Australia is extraordinarily well protected by geography. Peter Jennings, former Executive Director of the Australian Strategic Policy Institute (ASPI) says in Red Alert that “Distance is no longer equivalent to safety from our strategic perspective”. But in fact, distance buys Australia a huge margin of safety. If distance didn’t matter, then Australia would be as vulnerable as Taiwan to Chinese military power. But the strait separating Taiwan from mainland China is just 160 kilometres wide at its narrowest point. By contrast, Australia’s most northerly military base in Darwin is more than 4000 kilometres away from Sanya, China’s most southerly naval base.

China’s military capabilities will certainly continue to improve, but China will never overcome the limits imposed by geography. That’s why the direction of contemporary Australian defence policy is so puzzling.
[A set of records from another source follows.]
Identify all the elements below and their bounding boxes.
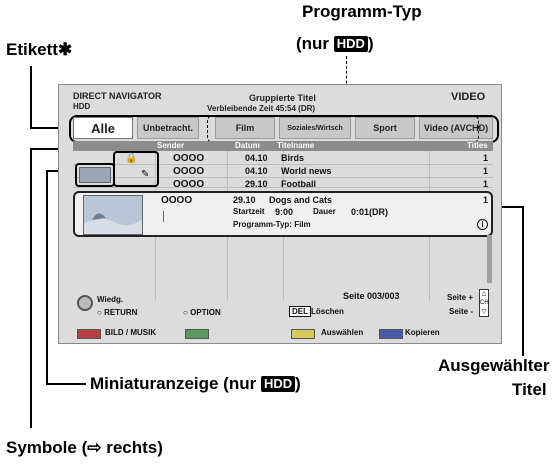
loeschen-label: Löschen [311,307,344,316]
thumbnail-large [83,195,143,235]
del-key[interactable]: DEL [289,306,311,317]
tab-alle[interactable]: Alle [73,117,133,139]
ch-button[interactable]: △ CH ▽ [479,289,489,317]
selected-circles: OOOO [161,195,193,206]
row-date: 29.10 [245,179,268,188]
verbleibende-zeit: Verbleibende Zeit 45:54 (DR) [207,104,316,113]
auswaehlen-label: Auswählen [321,328,364,337]
callout-nur-suffix: ) [367,34,374,53]
col-sender: Sender [157,141,185,150]
green-button[interactable] [185,329,209,339]
row-count: 1 [483,153,489,163]
tab-unbetracht[interactable]: Unbetracht. [137,117,199,139]
thumbnail-outline [75,163,115,187]
blue-button[interactable] [379,329,403,339]
return-label[interactable]: ○ RETURN [97,308,137,317]
wiedg-label: Wiedg. [97,295,124,304]
leader-miniatur-h [46,383,86,385]
channel-circles: OOOO [173,166,205,177]
row-name: Birds [281,153,305,163]
gruppierte-titel: Gruppierte Titel [249,93,316,103]
seite-label: Seite 003/003 [343,291,400,301]
callout-etikett: Etikett✱ [6,40,72,60]
startzeit-value: 9:00 [275,207,294,217]
callout-etikett-text: Etikett [6,40,58,59]
leader-miniatur-v [46,170,48,384]
seite-plus[interactable]: Seite + [447,293,473,302]
callout-miniatur-text: Miniaturanzeige (nur [90,374,261,393]
row-name: World news [281,166,332,176]
row-date: 04.10 [245,153,268,163]
dauer-label: Dauer [313,207,336,216]
nav-dial-icon [77,295,93,311]
callout-etikett-mark: ✱ [57,40,73,59]
programm-typ-tabs-outline [207,115,479,143]
column-header: Sender Datum Titelname Titles [73,141,493,151]
selected-name: Dogs and Cats [269,195,333,205]
scrollbar[interactable] [487,235,492,283]
col-titles: Titles [467,141,488,150]
callout-miniatur: Miniaturanzeige (nur HDD) [90,374,301,394]
pen-icon: │ [161,211,167,221]
col-datum: Datum [235,141,260,150]
leader-etikett-h [30,66,32,128]
hdd-badge: HDD [260,376,296,392]
hdd-badge: HDD [333,36,368,52]
callout-nur-hdd-top: (nur HDD) [296,34,374,54]
row-count: 1 [483,166,489,176]
direct-navigator-title: DIRECT NAVIGATOR [73,91,162,101]
callout-miniatur-suffix: ) [295,374,301,393]
option-label[interactable]: ○ OPTION [183,308,221,317]
row-name: Football [281,179,316,188]
callout-nur-prefix: (nur [296,34,334,53]
selected-title-row[interactable]: OOOO 29.10 Dogs and Cats 1 Startzeit 9:0… [73,191,493,237]
callout-ausgewaehlter: Ausgewählter [438,356,550,375]
screen-header: DIRECT NAVIGATOR HDD Gruppierte Titel Ve… [59,85,501,113]
callout-titel: Titel [512,380,547,399]
dauer-value: 0:01(DR) [351,207,389,217]
kopieren-label: Kopieren [405,328,440,337]
leader-ausgewaehlter-v [522,206,524,356]
callout-programm-typ: Programm-Typ [302,2,422,21]
recorder-screen: DIRECT NAVIGATOR HDD Gruppierte Titel Ve… [58,84,502,344]
selected-count: 1 [483,195,489,205]
yellow-button[interactable] [291,329,315,339]
lock-icon: 🔒 [125,153,138,164]
leader-symbole-v [30,148,32,428]
thumbnail-image [84,196,142,234]
red-button[interactable] [77,329,101,339]
row-count: 1 [483,179,489,188]
col-titelname: Titelname [277,141,315,150]
row-date: 04.10 [245,166,268,176]
callout-symbole: Symbole (⇨ rechts) [6,438,163,457]
seite-minus[interactable]: Seite - [449,307,473,316]
channel-circles: OOOO [173,179,205,188]
video-label: VIDEO [451,91,486,103]
edit-icon: ✎ [141,169,150,180]
channel-circles: OOOO [173,153,205,164]
programm-typ-value: Programm-Typ: Film [233,220,311,229]
bild-musik-label: BILD / MUSIK [105,328,157,337]
selected-date: 29.10 [233,195,256,205]
hdd-label: HDD [73,102,91,111]
info-icon[interactable]: i [477,219,488,230]
startzeit-label: Startzeit [233,207,265,216]
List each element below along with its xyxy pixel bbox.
Distance is Australia’s single biggest defence asset, but Australia is now pursuing a submarine project, and a defence strategy, dedicated to compressing the distance between Australia and China. The chief advantages that nuclear power offer to submarine operations are range and endurance. A nuclear-powered submarine can go virtually anywhere on the world’s oceans undetected, and it can stay underwater for as long as the crew can sustain it. In Australian hands, the most plausible use for such a capability is for the navy to operate close to Chinese shores. But when Australia does that, it gives China the advantage of distance and surrenders its own.